Son histoire, elle nous la raconte dans cette interview. Aujourd’hui, elle a retrouvé le sourire ; Mais elle garde encore en mémoire l’enfer qu’elle a vécu depuis son village jusqu’en Côte d’Ivoire. 

 

AFRICAGUINEE.COM : Vous avez été victime de mariage précoce. Expliquez-nous comment tout cela est arrivé…

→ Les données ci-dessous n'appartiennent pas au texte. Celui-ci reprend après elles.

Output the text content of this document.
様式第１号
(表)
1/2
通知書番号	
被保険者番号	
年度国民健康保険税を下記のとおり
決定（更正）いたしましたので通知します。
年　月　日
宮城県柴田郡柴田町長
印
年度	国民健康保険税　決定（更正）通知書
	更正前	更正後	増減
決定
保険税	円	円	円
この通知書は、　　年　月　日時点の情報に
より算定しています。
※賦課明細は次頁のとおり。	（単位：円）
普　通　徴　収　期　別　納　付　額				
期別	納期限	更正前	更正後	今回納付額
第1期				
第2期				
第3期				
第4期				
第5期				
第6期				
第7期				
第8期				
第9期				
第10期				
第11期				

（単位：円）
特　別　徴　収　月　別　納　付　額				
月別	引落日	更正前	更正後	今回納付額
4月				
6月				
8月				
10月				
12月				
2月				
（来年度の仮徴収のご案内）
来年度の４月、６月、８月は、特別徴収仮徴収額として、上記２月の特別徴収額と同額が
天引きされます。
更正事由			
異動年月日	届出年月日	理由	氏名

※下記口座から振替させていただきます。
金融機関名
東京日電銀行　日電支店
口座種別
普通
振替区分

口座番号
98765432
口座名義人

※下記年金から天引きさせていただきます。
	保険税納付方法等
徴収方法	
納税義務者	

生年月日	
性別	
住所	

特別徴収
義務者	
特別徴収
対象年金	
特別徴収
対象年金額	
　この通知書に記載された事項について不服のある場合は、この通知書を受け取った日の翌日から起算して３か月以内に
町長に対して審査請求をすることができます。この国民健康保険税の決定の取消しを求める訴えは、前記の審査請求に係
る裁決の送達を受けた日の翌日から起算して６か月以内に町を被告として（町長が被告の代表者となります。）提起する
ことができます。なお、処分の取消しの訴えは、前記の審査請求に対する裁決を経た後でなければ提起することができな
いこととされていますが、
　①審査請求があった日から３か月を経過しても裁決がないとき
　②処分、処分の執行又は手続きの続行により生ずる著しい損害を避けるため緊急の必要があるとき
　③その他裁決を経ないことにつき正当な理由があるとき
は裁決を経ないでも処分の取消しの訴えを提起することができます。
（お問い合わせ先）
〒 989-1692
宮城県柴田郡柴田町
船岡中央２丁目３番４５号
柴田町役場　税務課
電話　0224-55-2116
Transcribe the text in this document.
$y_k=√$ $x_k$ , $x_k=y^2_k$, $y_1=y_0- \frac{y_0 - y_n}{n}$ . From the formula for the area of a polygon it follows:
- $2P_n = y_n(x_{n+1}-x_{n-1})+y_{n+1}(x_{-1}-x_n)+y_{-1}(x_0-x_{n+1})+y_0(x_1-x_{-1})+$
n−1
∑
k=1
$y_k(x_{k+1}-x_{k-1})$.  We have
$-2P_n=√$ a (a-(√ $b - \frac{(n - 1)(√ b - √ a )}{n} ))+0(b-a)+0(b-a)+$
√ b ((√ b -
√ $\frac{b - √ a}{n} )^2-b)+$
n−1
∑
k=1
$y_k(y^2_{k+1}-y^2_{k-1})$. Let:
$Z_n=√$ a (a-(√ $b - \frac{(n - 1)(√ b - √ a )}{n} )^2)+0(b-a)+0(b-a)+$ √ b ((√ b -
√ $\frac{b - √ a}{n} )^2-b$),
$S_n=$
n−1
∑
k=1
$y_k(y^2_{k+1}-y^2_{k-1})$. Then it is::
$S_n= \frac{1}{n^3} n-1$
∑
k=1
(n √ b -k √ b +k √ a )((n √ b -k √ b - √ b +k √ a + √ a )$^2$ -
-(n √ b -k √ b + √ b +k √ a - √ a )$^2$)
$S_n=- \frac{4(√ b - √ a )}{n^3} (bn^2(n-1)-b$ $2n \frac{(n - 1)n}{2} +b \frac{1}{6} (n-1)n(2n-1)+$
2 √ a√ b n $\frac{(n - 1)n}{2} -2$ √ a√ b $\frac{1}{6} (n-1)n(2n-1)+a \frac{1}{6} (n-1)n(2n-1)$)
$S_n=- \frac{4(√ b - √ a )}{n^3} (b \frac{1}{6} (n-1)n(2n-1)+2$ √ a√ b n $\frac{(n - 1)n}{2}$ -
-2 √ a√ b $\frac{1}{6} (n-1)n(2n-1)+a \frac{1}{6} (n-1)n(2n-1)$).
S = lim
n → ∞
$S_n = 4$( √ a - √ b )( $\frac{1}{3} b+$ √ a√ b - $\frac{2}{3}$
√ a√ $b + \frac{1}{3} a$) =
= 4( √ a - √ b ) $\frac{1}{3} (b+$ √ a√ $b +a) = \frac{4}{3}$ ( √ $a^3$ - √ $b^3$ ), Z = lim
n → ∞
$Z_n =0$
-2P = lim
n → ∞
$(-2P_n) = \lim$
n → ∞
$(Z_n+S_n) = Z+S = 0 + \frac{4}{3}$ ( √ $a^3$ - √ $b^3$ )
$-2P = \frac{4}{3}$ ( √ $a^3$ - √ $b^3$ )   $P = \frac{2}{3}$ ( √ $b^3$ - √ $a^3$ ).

KTSD : Merci d’avoir pris le temps de m’écouter ! Mon histoire a commencé lors d’un concours de lecture coranique où j’ai été première dans mon village. C’est là que les  parents de mon ex-mari m’ont remarqué sans que je ne me rende compte. Deux jours après, mon père m’a envoyé faire des achats dans une boutique du village. Sur le chemin, j’ai rencontré une femme (la coépouse à ma belle-mère, Ndlr) qui portait un sceau d’eau. Par politesse, j’ai pris le sceau pour déposer chez elle. Les jours qui ont suivi, les parents du jeune sont venus dans ma famille alors que j’étais à l’école. C’était en 2012,  j’avais 11 ans et demi. Je faisais la 5ème année (CM1, Ndlr). À mon retour à la maison ce jour, mon père m’a fait savoir qu’il y a des prétendants me concernant. Il s’agissait du fils de son meilleur ami au village. J’ai dit à mon père que ma préoccupation c’est d’abord les études. Il a dit qu’on verra alors si la dernière décision me revenait. Nous n’avons plus abordé le sujet. Malgré tout, je voyais des sages venir avec des colas mais mon esprit était ailleurs pensant que ça ne me concernait nullement pas. Je continuais tranquillement mes cours en franco-arabe. 

C’était sans savoir qu’on m’a donné en mariage. Quelques mois plus tard, mon père m’a appelé pour me dire que je suis désormais la femme de quelqu’un en présence des sages et imams de notre village. Surprise, je suis restée longtemps silencieuse en train de pleurer. C’est quand les visiteurs sont partis que j’ai pu adresser un mot à mon père marquant mon désaccord. Je lui ai dit encore que je veux étudier d’abord.  Quand il a compris que je ne suis pas du tout d’accord, pour m’obliger à accepter il a menacé de renvoyer ma mère. Parce que selon lui, elle serait complice. 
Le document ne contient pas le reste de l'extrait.